A secondary advantage is that the backend recognizes the max/min in the
second IR form when creating DAG nodes,
and this directly affects isel for many targets.

This seems important. And pattern-matching max(x,y)-y to a saturating
subtract seems easy in the backend.

A possibly important difference between the earlier example and the
current unsigned case:
is a select with a zero constant operand easier to reason about in IR than
the canonical min/max?

It might be in some cases... maybe? I mean, it might be easier to analyze
in ComputeMaskedBits or something, but we don't really do much to optimize
selects involving zero.

Because of my CPU upbringing, I always see this:
select A, B, 0

as:
and (sext A), B

Any chance of control-flow is bad!
...but now I know that's wrong for IR. :slight_smile:

So forming the min/max sounds like the right answer to me.

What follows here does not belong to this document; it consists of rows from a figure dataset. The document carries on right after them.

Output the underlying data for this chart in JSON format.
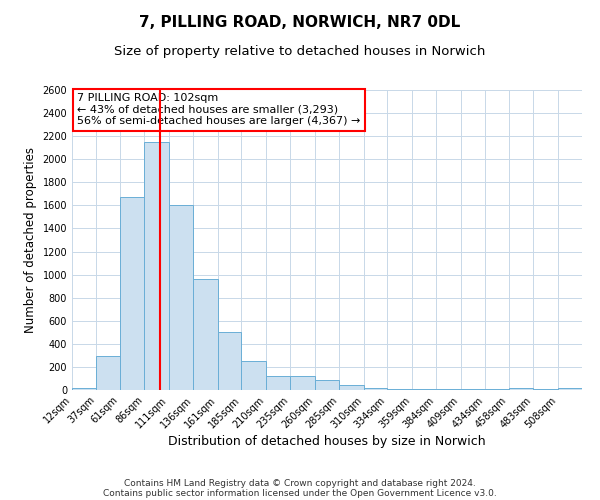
{
  "title": "7, PILLING ROAD, NORWICH, NR7 0DL",
  "subtitle": "Size of property relative to detached houses in Norwich",
  "xlabel": "Distribution of detached houses by size in Norwich",
  "ylabel": "Number of detached properties",
  "bar_color": "#cce0f0",
  "bar_edge_color": "#6aaed6",
  "grid_color": "#c8d8e8",
  "background_color": "#ffffff",
  "bin_labels": [
    "12sqm",
    "37sqm",
    "61sqm",
    "86sqm",
    "111sqm",
    "136sqm",
    "161sqm",
    "185sqm",
    "210sqm",
    "235sqm",
    "260sqm",
    "285sqm",
    "310sqm",
    "334sqm",
    "359sqm",
    "384sqm",
    "409sqm",
    "434sqm",
    "458sqm",
    "483sqm",
    "508sqm"
  ],
  "bar_values": [
    20,
    295,
    1670,
    2150,
    1600,
    960,
    505,
    250,
    120,
    120,
    90,
    40,
    15,
    5,
    5,
    5,
    5,
    5,
    20,
    5,
    20
  ],
  "red_line_x": 102,
  "bin_edges": [
    12,
    37,
    61,
    86,
    111,
    136,
    161,
    185,
    210,
    235,
    260,
    285,
    310,
    334,
    359,
    384,
    409,
    434,
    458,
    483,
    508,
    533
  ],
  "ylim": [
    0,
    2600
  ],
  "yticks": [
    0,
    200,
    400,
    600,
    800,
    1000,
    1200,
    1400,
    1600,
    1800,
    2000,
    2200,
    2400,
    2600
  ],
  "annotation_line1": "7 PILLING ROAD: 102sqm",
  "annotation_line2": "← 43% of detached houses are smaller (3,293)",
  "annotation_line3": "56% of semi-detached houses are larger (4,367) →",
  "footer1": "Contains HM Land Registry data © Crown copyright and database right 2024.",
  "footer2": "Contains public sector information licensed under the Open Government Licence v3.0.",
  "title_fontsize": 11,
  "subtitle_fontsize": 9.5,
  "xlabel_fontsize": 9,
  "ylabel_fontsize": 8.5,
  "tick_fontsize": 7,
  "annotation_fontsize": 8,
  "footer_fontsize": 6.5
}
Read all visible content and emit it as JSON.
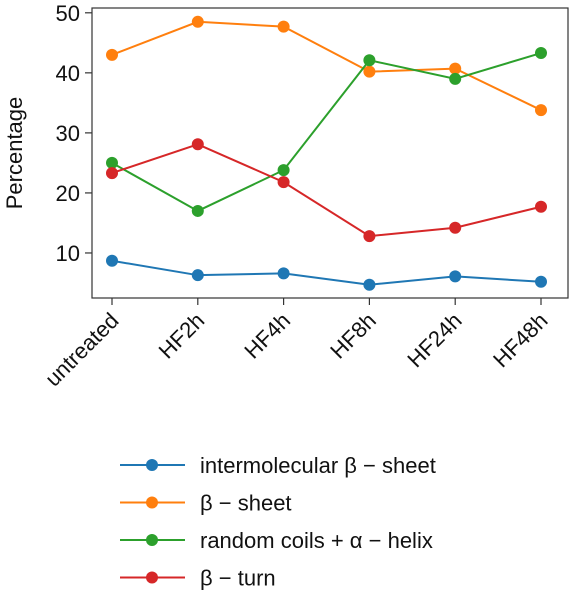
{
  "chart_data": {
    "type": "line",
    "y_label": "Percentage",
    "categories": [
      "untreated",
      "HF2h",
      "HF4h",
      "HF8h",
      "HF24h",
      "HF48h"
    ],
    "series": [
      {
        "name": "intermolecular β − sheet",
        "color": "#1f77b4",
        "values": [
          8.7,
          6.3,
          6.6,
          4.7,
          6.1,
          5.2
        ]
      },
      {
        "name": "β − sheet",
        "color": "#ff7f0e",
        "values": [
          43,
          48.5,
          47.7,
          40.2,
          40.7,
          33.8
        ]
      },
      {
        "name": "random coils + α − helix",
        "color": "#2ca02c",
        "values": [
          25,
          17,
          23.8,
          42.1,
          39,
          43.3
        ]
      },
      {
        "name": "β − turn",
        "color": "#d62728",
        "values": [
          23.3,
          28.1,
          21.8,
          12.8,
          14.2,
          17.7
        ]
      }
    ],
    "ylim": [
      2.5,
      50.8
    ],
    "yticks": [
      10,
      20,
      30,
      40,
      50
    ]
  }
}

Note that we don't actually canonicalize the signed min/max cases from the
earlier thread yet. We detect those in value tracking, and that was good
enough to produce the ideal backend results, but I haven't gotten back to
doing the transform in IR.

So, can we declare the second version as a cannonical?
Second version also has another advantage. If operands of select are different types, it still works as max. In the first case it is separated by trunk and not converts to max instruction in the end. Here is an example for 32 and 16 bit:

(1)
void foo(unsigned short *p, int max, int n) {
  int i;
unsigned m;
for (i = 0; i < n; i++) {
    m = *--p;
    *p = (unsigned short)(m >= max ? m-max : 0);
  }
}

(2)
void goo(unsigned short *p, int max, int n) {
  int i;
  unsigned m;
  for (i = 0; i < n; i++) {
    m = *--p;
    unsigned umax = m > max ? m : max;
    *p = (unsigned short)(umax - max);
  }
}

(1)
%cmp = icmp ugt i32 %x, %y
%sub2 = sub i32 %y, %x
%tr = trunc i32 %sub2 to i16
%res = select i1 %cmp, i16 0, i16 %tr

or

(2)
%cmp = icmp ugt i32 %x, %y
%sel = select i1 %cmp, i32 %x, i32 %y
%sub = sub i32 %sel, %x
%res = trunc i32 %sub to i16

-Julia

There’s no formal process to decide a canonicalization (and it could always be changed), but given that we have:
(a) not heard any objections to the min/max forms

(b) see advantages to the min/max forms

I think it’s worth adding codegen tests for the preferred IR patterns. At the least, we want to make sure that there are no regressions for those forms vs. the forms that do not contain min/max. For x86, we already know that we want to see ‘psubus’ on some of these, so getting that implemented is also a safe step IMO.